This post has been sitting in draft mode since April 25th which when you read it will drive home once again that age-old lesson: Don’t procrastinate!
As many of you are aware – and certainly after this message – the fate of myPDFscripts, and indeed any online screenplay resource is quite uncertain. After decades of ignoring the practice of sites hosting screenplays online, movie studios have begun aggressively asserting their legal rights to have scripts for which they own the copyright taken offline.
These moves have very real consequences. As I noted in my post:
What is an aspiring screenwriter, TV writer, or filmmaker supposed to do? Or educators? How are people supposed to teach and learn the craft of writing a screenplay if the studios decide to make all of their movie or TV scripts unavailable online?
And then I suggested this:
What if by making movie screenplays easily available so writers could read and analyze them, writers would improve at their craft, more and better scripts would end up on studio execs’ desks, more and better movies would get produced, resulting in bigger B.O. and more valuable titles in the studios’ libraries.
And to be clear, we are not talking about scripts in development for future movies, which studios justifiably have a concern about protecting in terms of content going public, but rather screenplays of movies that have already been produced.
Why not create eScripts and sell them to the public? Or perhaps that’s too obvious a solution.
That led to conversations with Franklin Leonard and Nate Winslow where I suggested posting a ‘modest proposal’. Here are the specifics I had in the aforementioned draft:
Let me begin with this site. This is called WBShop and here you can buy virtually anything related to Warner Bros. products. DVDs, T-shirts, comic books, coffee cups, soundtracks, collectibles, toys, games, costumes, and so on.
I say virtually anything. Warner Bros. has every goddammed thing available for sale… but no movie scripts.
So here’s is a modest proposal to the movie studios to try to find a middle ground solution re script access.
#1: Every script that is available for movies that is on the National Registry? The studios should just let them be available for open circulation. It’s a part of our country’s cinematic heritage! Plus good corporate neighbor policy.
#2: If a screenwriter requests a script they wrote to be available online, the studio should honor that request. As I understand it, if the writer has separated rights, they may:
a. Publication rights. The writer obtains the right to publish the script, or book(s) based on the script, subject to a holdback period. The Company, however, has the right to cause a novelization to be published in conjunction with the release of the film, for the purpose of marketing the film. If the Company wishes to cause a novelization to be published, it must first approach the writer(s) who has Separated Rights to see if the writer(s) wants to negotiate with a publisher regarding the rights and services for the novelization. If the writer with Separated Rights does not want to write the novelization or fails to conclude a publishing deal within prescribed timeframes, the Company may publish the novelization but must pay the writer not less than WGA minimum for the right to publish.4 (Article 16.A.3.a.(3))

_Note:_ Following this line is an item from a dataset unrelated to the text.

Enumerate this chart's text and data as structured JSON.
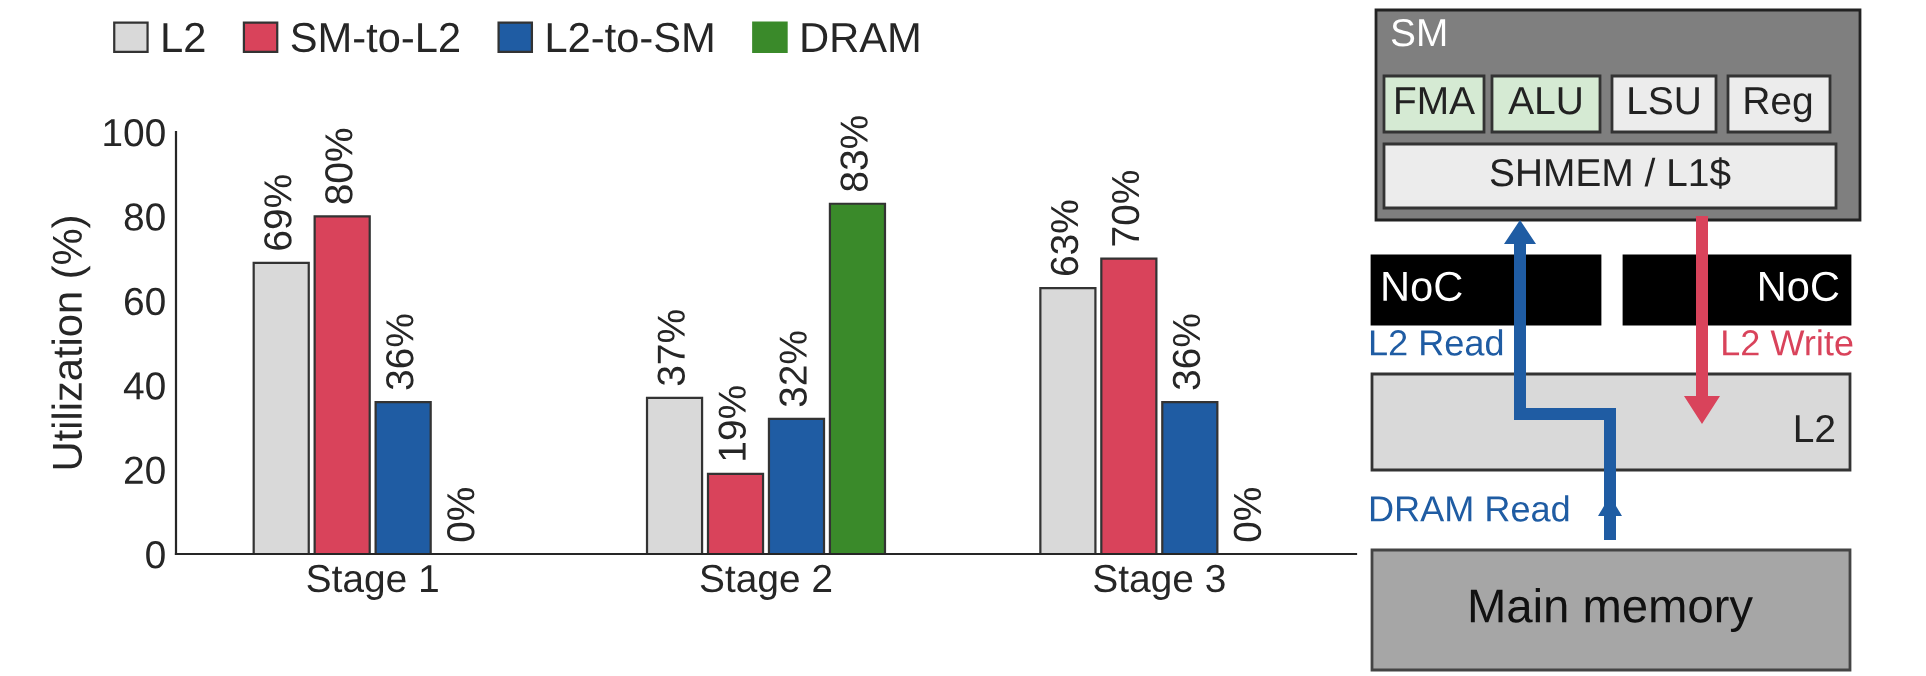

The “holdback period” would seem to be the sticking point.
#3: Here’s the Big Idea: The studios should publish as many of their screenplay as possible and make them available for sale as eScripts. It’s an additional source of revenue and they would be enhancing the value of that movie title via increased awareness, etc.

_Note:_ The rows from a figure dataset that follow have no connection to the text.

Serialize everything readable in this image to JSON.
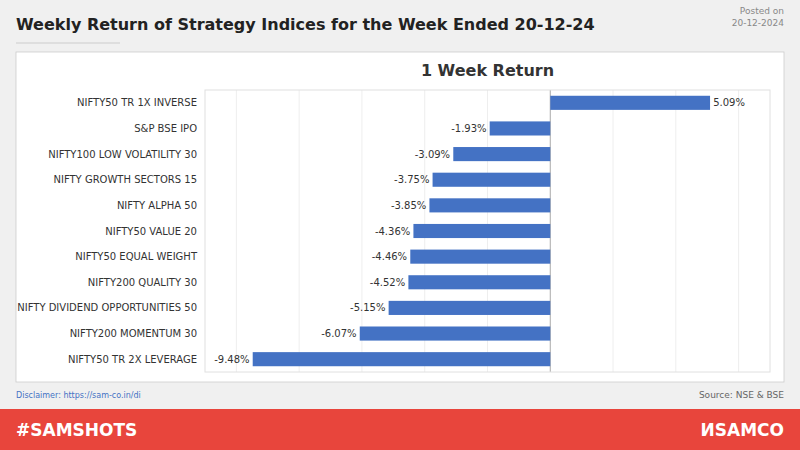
{
  "chart_data": {
    "type": "bar",
    "orientation": "horizontal",
    "title": "Weekly Return of Strategy Indices for the Week Ended 20-12-24",
    "subtitle": "1 Week Return",
    "annotations": [
      "Posted on\n20-12-2024",
      "Disclaimer: https://sam-co.in/di",
      "Source: NSE & BSE",
      "#SAMSHOTS",
      "ИSAMCO"
    ],
    "categories": [
      "NIFTY50 TR 1X INVERSE",
      "S&P BSE IPO",
      "NIFTY100 LOW VOLATILITY 30",
      "NIFTY GROWTH SECTORS 15",
      "NIFTY ALPHA 50",
      "NIFTY50 VALUE 20",
      "NIFTY50 EQUAL WEIGHT",
      "NIFTY200 QUALITY 30",
      "NIFTY DIVIDEND OPPORTUNITIES 50",
      "NIFTY200 MOMENTUM 30",
      "NIFTY50 TR 2X LEVERAGE"
    ],
    "values": [
      5.09,
      -1.93,
      -3.09,
      -3.75,
      -3.85,
      -4.36,
      -4.46,
      -4.52,
      -5.15,
      -6.07,
      -9.48
    ],
    "value_labels": [
      "5.09%",
      "-1.93%",
      "-3.09%",
      "-3.75%",
      "-3.85%",
      "-4.36%",
      "-4.46%",
      "-4.52%",
      "-5.15%",
      "-6.07%",
      "-9.48%"
    ],
    "data_labels": true,
    "color": "#4472C4",
    "xlim": [
      -11,
      7
    ],
    "xticks": [
      -10,
      -8,
      -6,
      -4,
      -2,
      0,
      2,
      4,
      6
    ],
    "grid": true,
    "tick_labels": "y"
  }
}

In addition, credited writers should receive royalties for the sale of those eScripts in accordance with the WGA Minimum Basic Agreement formula for DVDs or some similar arrangement.
What we are trying to do is chart a middle ground, recognizing the legal rights of movie studios re copyright, appeal to their higher angels re #1 and #2, and #3 is just common sense. It’s another monetary stream, albeit a minor one, but still in this day and age of The Long Tail, why the hell not? How hard would it be to have a phalanx of interns create PDFs of their scripts?
Bottom line: Let’s make sure scripts are available for aspiring writers to read and learn from. Also perhaps it would elevate the status of the humble screenplay a bit more and the writers behind the scripts.
So late last night, what appears on my Twitter feed? This:
Warner Bros. has launched a digital publishing initiative called Inside the Script that offers a series of illustrated eBooks that present actual shooting scripts for classic movies including Casablanca, Ben-Hur, An American In Paris and North By Northwest. The eBooks are available on iBookstore, Kindle and Nook. The books also feature production notes, storyboards, photos including costumes, posters, on-set stills and behind-the-scenes photos.
See, if I had published my post last week, I could have taken credit for this whole damn thing!
However this simple move by the studio is salve in my wounds because finally we may begin to see a process unfold whereby we may have legal access to screenplays. Heck, Warner Bros. even has a Facebook page for the initiative.
Of course this process will take years and years to play out, and who’s to say if other studios will join in. But let’s use this post as a starting point for discussing the needs of those of us who want movie scripts made available. Are you excited about the WB initiative? Concerned? What ideas could you suggest to make this a viable plan?
And yes, I couldn’t help but notice the irony that one of the first ‘shooting scripts’ Warner Bros. is putting out in this series is Casablanca… which did not have a shooting script, rewritten pages delivered on the day of production.